A Sacrosanctum Concilium propõe à Igreja um novo paradigma de participação nos “ritos e orações” e, em vista dessa participação, projeta uma grande Reforma dos ritos. Mas a Reforma não é o fim, é só o meio. Renovar a Sacrosanctum Concilium significa, hoje, trazer novamente ao primeiro plano não a Reforma, mas o fim da Reforma: ou seja, a iniciação à vida cristã mediante ritos e orações.

IHU On-Line – O pontificado de Francisco tem um programa? Para onde imagina que esteja levando a Igreja?

Andrea Grillo – Rumo àquele objetivo que João XXIII e Paulo VI tinham expressado — na sua linguagem — em termos semelhantes ao discurso que hoje Francisco propõe à Igreja, 50 anos depois. De um lado, valorizando a “pastoral” como tradução da linguagem e do estilo da Igreja. Mas, de outro, também como “melhor inteligência da tradição”, descobrindo o “fio dourado” da misericórdia como chave de leitura da experiência eclesial.

IHU On-Line – Deseja acrescentar algo?

Andrea Grillo – Tudo aquilo de que eu falei até aqui, ocorreu dentro do aniversário conciliar. Esse primeiro biênio de Papado está entre 2013 e 2015, ou seja, nos anos de aniversário dos 50 anos do Concílio.
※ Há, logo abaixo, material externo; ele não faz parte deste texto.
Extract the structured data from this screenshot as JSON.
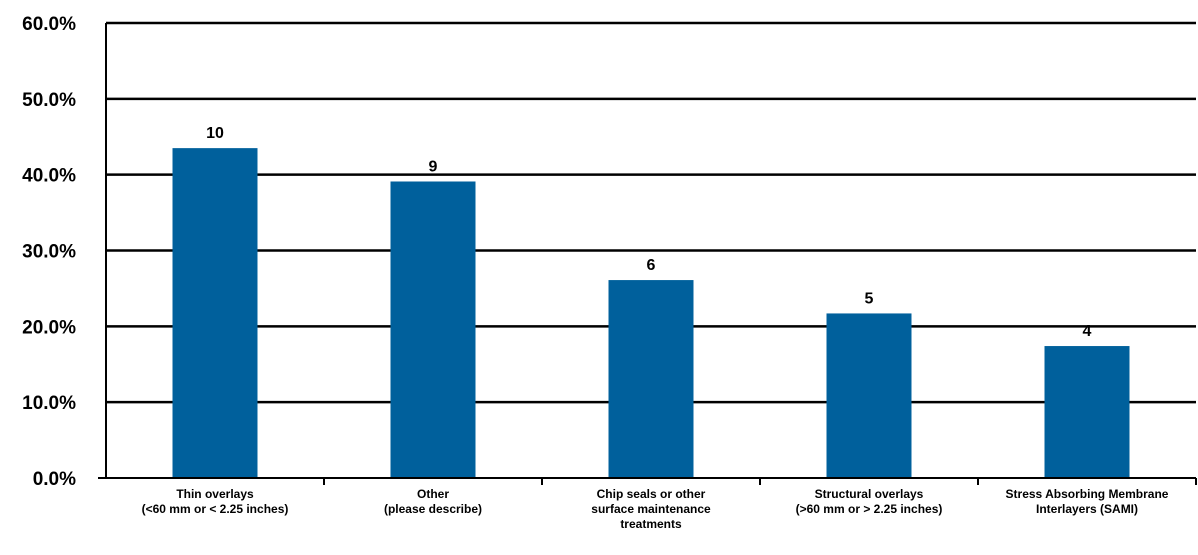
{
  "chart_data": {
    "type": "bar",
    "categories": [
      [
        "Thin overlays",
        "(<60 mm or < 2.25 inches)"
      ],
      [
        "Other",
        "(please describe)"
      ],
      [
        "Chip seals or other",
        "surface maintenance",
        "treatments"
      ],
      [
        "Structural overlays",
        "(>60 mm or > 2.25 inches)"
      ],
      [
        "Stress Absorbing Membrane",
        "Interlayers (SAMI)"
      ]
    ],
    "values": [
      43.5,
      39.1,
      26.1,
      21.7,
      17.4
    ],
    "data_labels": [
      "10",
      "9",
      "6",
      "5",
      "4"
    ],
    "yticks": [
      "0.0%",
      "10.0%",
      "20.0%",
      "30.0%",
      "40.0%",
      "50.0%",
      "60.0%"
    ],
    "ylim": [
      0,
      60
    ],
    "grid": true,
    "legend": "none",
    "bar_color": "#00609C",
    "title": "",
    "xlabel": "",
    "ylabel": ""
  }
}
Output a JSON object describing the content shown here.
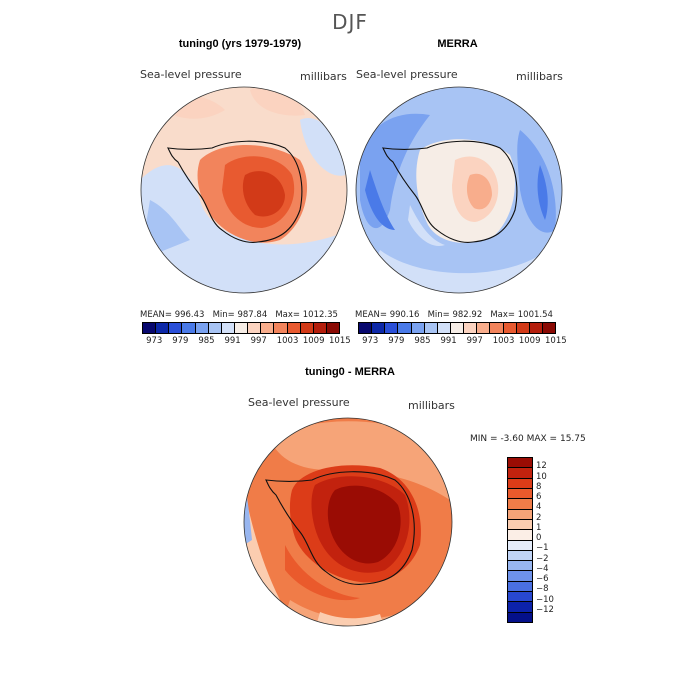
{
  "figure": {
    "title": "DJF"
  },
  "panels": {
    "model": {
      "title": "tuning0 (yrs 1979-1979)",
      "variable": "Sea-level pressure",
      "units": "millibars",
      "stats": {
        "mean": "996.43",
        "min": "987.84",
        "max": "1012.35"
      }
    },
    "obs": {
      "title": "MERRA",
      "variable": "Sea-level pressure",
      "units": "millibars",
      "stats": {
        "mean": "990.16",
        "min": "982.92",
        "max": "1001.54"
      }
    },
    "diff": {
      "title": "tuning0 - MERRA",
      "variable": "Sea-level pressure",
      "units": "millibars",
      "stats": {
        "min": "-3.60",
        "max": "15.75"
      }
    }
  },
  "labels": {
    "mean": "MEAN=",
    "min": "Min=",
    "max": "Max=",
    "diff_min": "MIN =",
    "diff_max": "MAX ="
  },
  "colorbars": {
    "absolute": {
      "ticks": [
        "973",
        "979",
        "985",
        "991",
        "997",
        "1003",
        "1009",
        "1015"
      ],
      "colors": [
        "#08086e",
        "#0d28a8",
        "#2a4fd8",
        "#4a7ae8",
        "#7aa2f0",
        "#a8c4f4",
        "#d2e0f8",
        "#f6ede6",
        "#fbd3c0",
        "#f8ad8c",
        "#f2845c",
        "#e85a30",
        "#d23a18",
        "#b41e0c",
        "#8a0a04"
      ]
    },
    "difference": {
      "ticks": [
        "12",
        "10",
        "8",
        "6",
        "4",
        "2",
        "1",
        "0",
        "−1",
        "−2",
        "−4",
        "−6",
        "−8",
        "−10",
        "−12"
      ],
      "colors": [
        "#9a0c04",
        "#c2220e",
        "#dc3c18",
        "#ea5a2c",
        "#f07c48",
        "#f6a478",
        "#fbcdb0",
        "#fbeee6",
        "#e4ecfa",
        "#c0d4f6",
        "#98b6f0",
        "#6e92ea",
        "#4a70e2",
        "#2848d0",
        "#0c22aa",
        "#04108a"
      ]
    }
  },
  "map": {
    "region": "Antarctica",
    "projection": "south-polar-stereographic"
  }
}
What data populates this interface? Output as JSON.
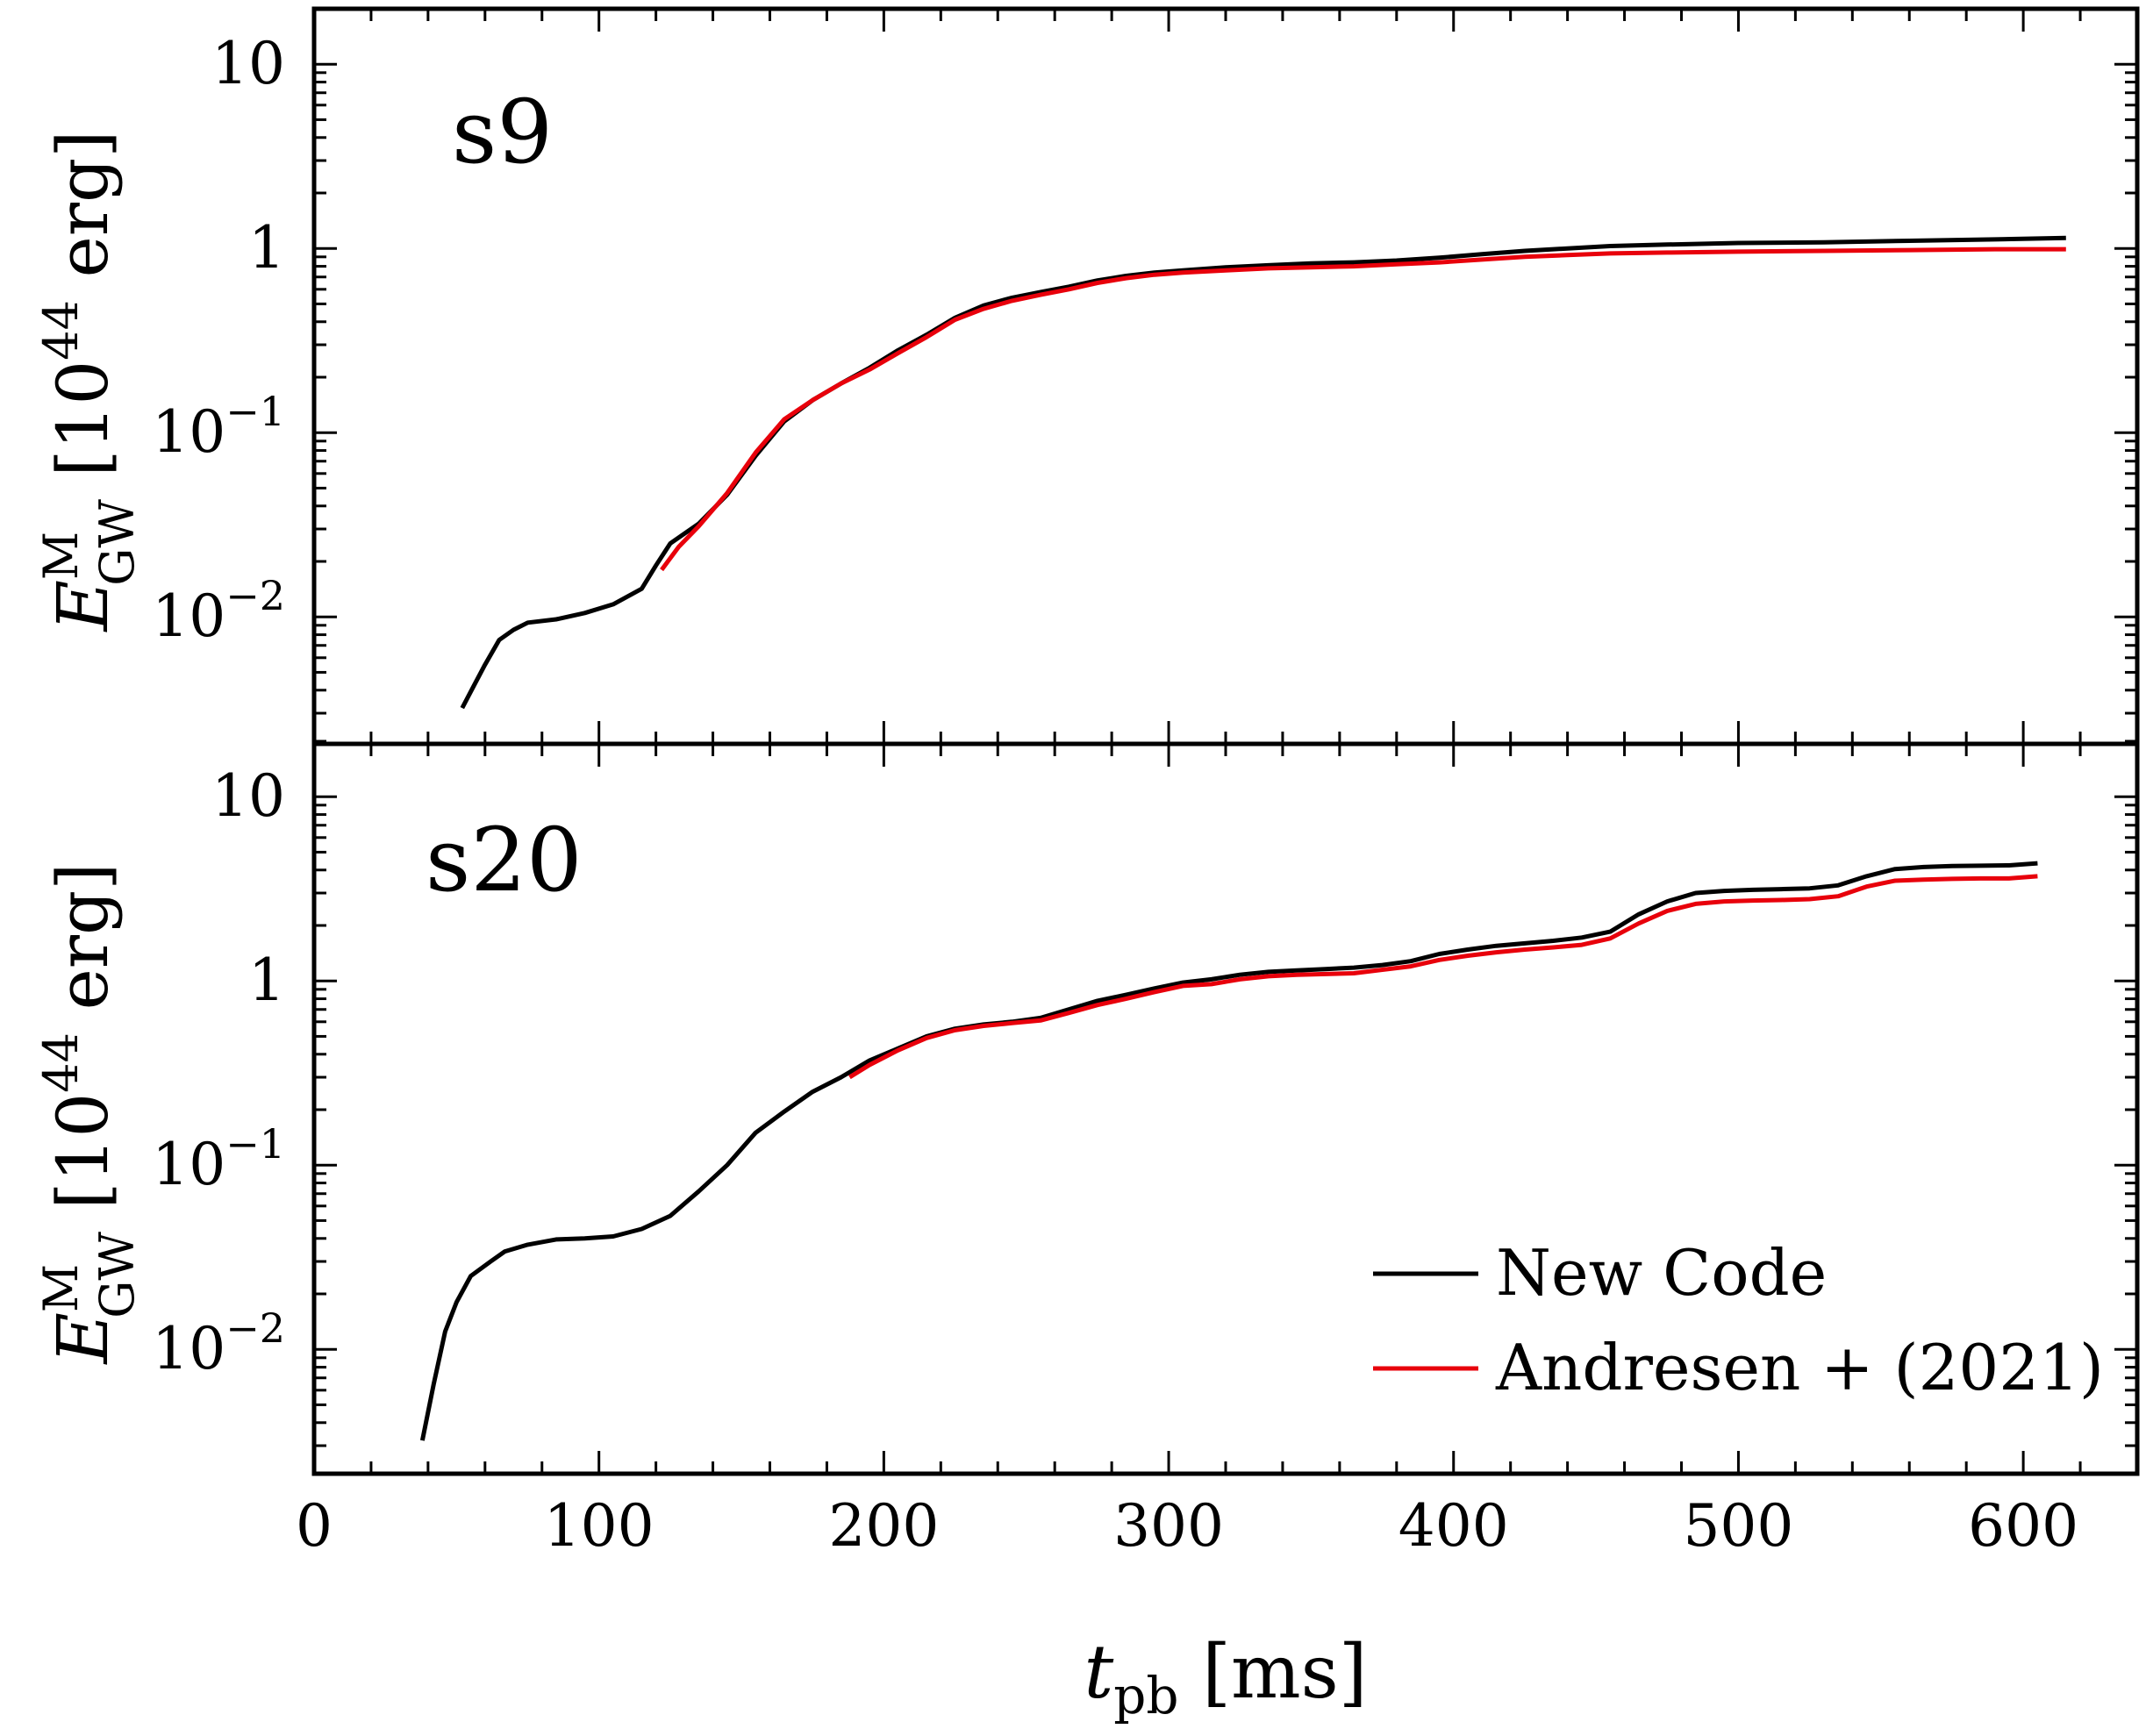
{
  "chart_data": [
    {
      "type": "line",
      "panel_label": "s9",
      "yscale": "log",
      "xlim": [
        0,
        640
      ],
      "ylim": [
        0.003,
        20
      ],
      "xticks": [
        "0",
        "100",
        "200",
        "300",
        "400",
        "500",
        "600"
      ],
      "yticks": [
        {
          "base": "10",
          "exp": "−2",
          "value": 0.01
        },
        {
          "base": "10",
          "exp": "−1",
          "value": 0.1
        },
        {
          "base": "1",
          "exp": "",
          "value": 1
        },
        {
          "base": "10",
          "exp": "",
          "value": 10
        }
      ],
      "ylabel": {
        "sym": "E",
        "sup": "M",
        "sub": "GW",
        "unit_open": " [10",
        "unit_exp": "44",
        "unit_close": " erg]"
      },
      "series": [
        {
          "name": "New Code",
          "color": "#000000",
          "points": [
            [
              52,
              0.0032
            ],
            [
              56,
              0.0042
            ],
            [
              60,
              0.0055
            ],
            [
              65,
              0.0075
            ],
            [
              70,
              0.0085
            ],
            [
              75,
              0.0093
            ],
            [
              85,
              0.0097
            ],
            [
              95,
              0.0105
            ],
            [
              105,
              0.0117
            ],
            [
              115,
              0.0142
            ],
            [
              120,
              0.019
            ],
            [
              125,
              0.025
            ],
            [
              135,
              0.032
            ],
            [
              145,
              0.046
            ],
            [
              155,
              0.075
            ],
            [
              165,
              0.115
            ],
            [
              175,
              0.15
            ],
            [
              185,
              0.185
            ],
            [
              195,
              0.225
            ],
            [
              205,
              0.28
            ],
            [
              215,
              0.34
            ],
            [
              225,
              0.42
            ],
            [
              235,
              0.49
            ],
            [
              245,
              0.54
            ],
            [
              255,
              0.58
            ],
            [
              265,
              0.62
            ],
            [
              275,
              0.67
            ],
            [
              285,
              0.71
            ],
            [
              295,
              0.74
            ],
            [
              305,
              0.76
            ],
            [
              320,
              0.79
            ],
            [
              335,
              0.81
            ],
            [
              350,
              0.83
            ],
            [
              365,
              0.84
            ],
            [
              380,
              0.86
            ],
            [
              395,
              0.89
            ],
            [
              410,
              0.93
            ],
            [
              425,
              0.97
            ],
            [
              440,
              1.0
            ],
            [
              455,
              1.03
            ],
            [
              475,
              1.05
            ],
            [
              500,
              1.07
            ],
            [
              530,
              1.08
            ],
            [
              560,
              1.1
            ],
            [
              590,
              1.12
            ],
            [
              615,
              1.14
            ]
          ]
        },
        {
          "name": "Andresen + (2021)",
          "color": "#e8000b",
          "points": [
            [
              122,
              0.018
            ],
            [
              128,
              0.024
            ],
            [
              135,
              0.031
            ],
            [
              145,
              0.047
            ],
            [
              155,
              0.078
            ],
            [
              165,
              0.118
            ],
            [
              175,
              0.15
            ],
            [
              185,
              0.185
            ],
            [
              195,
              0.22
            ],
            [
              205,
              0.27
            ],
            [
              215,
              0.33
            ],
            [
              225,
              0.41
            ],
            [
              235,
              0.47
            ],
            [
              245,
              0.52
            ],
            [
              255,
              0.56
            ],
            [
              265,
              0.6
            ],
            [
              275,
              0.65
            ],
            [
              285,
              0.69
            ],
            [
              295,
              0.72
            ],
            [
              305,
              0.74
            ],
            [
              320,
              0.76
            ],
            [
              335,
              0.78
            ],
            [
              350,
              0.79
            ],
            [
              365,
              0.8
            ],
            [
              380,
              0.82
            ],
            [
              395,
              0.84
            ],
            [
              410,
              0.87
            ],
            [
              425,
              0.9
            ],
            [
              440,
              0.92
            ],
            [
              455,
              0.94
            ],
            [
              475,
              0.95
            ],
            [
              500,
              0.96
            ],
            [
              530,
              0.97
            ],
            [
              560,
              0.98
            ],
            [
              590,
              0.99
            ],
            [
              615,
              0.99
            ]
          ]
        }
      ]
    },
    {
      "type": "line",
      "panel_label": "s20",
      "yscale": "log",
      "xlim": [
        0,
        640
      ],
      "ylim": [
        0.003,
        20
      ],
      "xticks": [
        "0",
        "100",
        "200",
        "300",
        "400",
        "500",
        "600"
      ],
      "yticks": [
        {
          "base": "10",
          "exp": "−2",
          "value": 0.01
        },
        {
          "base": "10",
          "exp": "−1",
          "value": 0.1
        },
        {
          "base": "1",
          "exp": "",
          "value": 1
        },
        {
          "base": "10",
          "exp": "",
          "value": 10
        }
      ],
      "ylabel": {
        "sym": "E",
        "sup": "M",
        "sub": "GW",
        "unit_open": " [10",
        "unit_exp": "44",
        "unit_close": " erg]"
      },
      "xlabel": {
        "sym": "t",
        "sub": "pb",
        "unit": " [ms]"
      },
      "legend": {
        "placement": "bottom-right"
      },
      "series": [
        {
          "name": "New Code",
          "color": "#000000",
          "points": [
            [
              38,
              0.0032
            ],
            [
              42,
              0.0065
            ],
            [
              46,
              0.0125
            ],
            [
              50,
              0.018
            ],
            [
              55,
              0.025
            ],
            [
              62,
              0.03
            ],
            [
              67,
              0.034
            ],
            [
              75,
              0.037
            ],
            [
              85,
              0.0395
            ],
            [
              95,
              0.04
            ],
            [
              105,
              0.041
            ],
            [
              115,
              0.045
            ],
            [
              125,
              0.053
            ],
            [
              135,
              0.072
            ],
            [
              145,
              0.1
            ],
            [
              155,
              0.15
            ],
            [
              165,
              0.195
            ],
            [
              175,
              0.25
            ],
            [
              185,
              0.3
            ],
            [
              195,
              0.37
            ],
            [
              205,
              0.43
            ],
            [
              215,
              0.5
            ],
            [
              225,
              0.55
            ],
            [
              235,
              0.58
            ],
            [
              245,
              0.6
            ],
            [
              255,
              0.63
            ],
            [
              265,
              0.7
            ],
            [
              275,
              0.78
            ],
            [
              285,
              0.84
            ],
            [
              295,
              0.91
            ],
            [
              305,
              0.98
            ],
            [
              315,
              1.02
            ],
            [
              325,
              1.08
            ],
            [
              335,
              1.12
            ],
            [
              345,
              1.14
            ],
            [
              355,
              1.16
            ],
            [
              365,
              1.18
            ],
            [
              375,
              1.22
            ],
            [
              385,
              1.28
            ],
            [
              395,
              1.4
            ],
            [
              405,
              1.48
            ],
            [
              415,
              1.55
            ],
            [
              425,
              1.6
            ],
            [
              435,
              1.65
            ],
            [
              445,
              1.72
            ],
            [
              455,
              1.85
            ],
            [
              465,
              2.3
            ],
            [
              475,
              2.7
            ],
            [
              485,
              3.0
            ],
            [
              495,
              3.08
            ],
            [
              505,
              3.12
            ],
            [
              515,
              3.15
            ],
            [
              525,
              3.18
            ],
            [
              535,
              3.3
            ],
            [
              545,
              3.7
            ],
            [
              555,
              4.05
            ],
            [
              565,
              4.15
            ],
            [
              575,
              4.2
            ],
            [
              585,
              4.22
            ],
            [
              595,
              4.24
            ],
            [
              605,
              4.35
            ]
          ]
        },
        {
          "name": "Andresen + (2021)",
          "color": "#e8000b",
          "points": [
            [
              188,
              0.3
            ],
            [
              195,
              0.35
            ],
            [
              205,
              0.42
            ],
            [
              215,
              0.49
            ],
            [
              225,
              0.54
            ],
            [
              235,
              0.57
            ],
            [
              245,
              0.59
            ],
            [
              255,
              0.61
            ],
            [
              265,
              0.67
            ],
            [
              275,
              0.74
            ],
            [
              285,
              0.8
            ],
            [
              295,
              0.87
            ],
            [
              305,
              0.94
            ],
            [
              315,
              0.96
            ],
            [
              325,
              1.02
            ],
            [
              335,
              1.06
            ],
            [
              345,
              1.08
            ],
            [
              355,
              1.09
            ],
            [
              365,
              1.1
            ],
            [
              375,
              1.15
            ],
            [
              385,
              1.2
            ],
            [
              395,
              1.3
            ],
            [
              405,
              1.37
            ],
            [
              415,
              1.43
            ],
            [
              425,
              1.48
            ],
            [
              435,
              1.52
            ],
            [
              445,
              1.57
            ],
            [
              455,
              1.7
            ],
            [
              465,
              2.05
            ],
            [
              475,
              2.4
            ],
            [
              485,
              2.62
            ],
            [
              495,
              2.7
            ],
            [
              505,
              2.73
            ],
            [
              515,
              2.75
            ],
            [
              525,
              2.78
            ],
            [
              535,
              2.88
            ],
            [
              545,
              3.25
            ],
            [
              555,
              3.5
            ],
            [
              565,
              3.55
            ],
            [
              575,
              3.58
            ],
            [
              585,
              3.6
            ],
            [
              595,
              3.6
            ],
            [
              605,
              3.7
            ]
          ]
        }
      ]
    }
  ]
}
E justamente na conclusão do Concílio o Papa previu um “relançamento” com o Jubileu da Misericórdia [16]. Isso tem um valor simbólico alto e irreversível: com o Papado de Francisco, o Concílio entra na fase da “normalidade eclesial”. A partir de agora, será normal pensar na vida cristã dos católicos com um Concílio que passa de “léxico” a “cânone”. Com Francisco, isso inicia solenemente, além de todas as hesitações e as contorções que os seus antecessores sentiram e provocaram.

Eu gostaria de repetir: a irreversibilidade do Concílio é questão também “biográfica”. Francisco não deve contar entre os seus méritos o fato de ter nascido justamente em 1938, de ter se formado na Argentina justamente nos anos conciliares e de ter absorvido, desde jovem, o estilo, a linguagem e a visão eclesial enraizada no Vaticano II. Francisco, a partir desses pontos de vista, é a mais clara expressão da virada que o Vaticano II imprimiu na tradição católica: a semente foi lançada há 50 anos, a maturação ocorreu durante esse cinquentenário de “elaboração eclesial”, e o fruto maduro apareceu, de repente, mas não sem bons motivos, no dia 13 de março de 2013.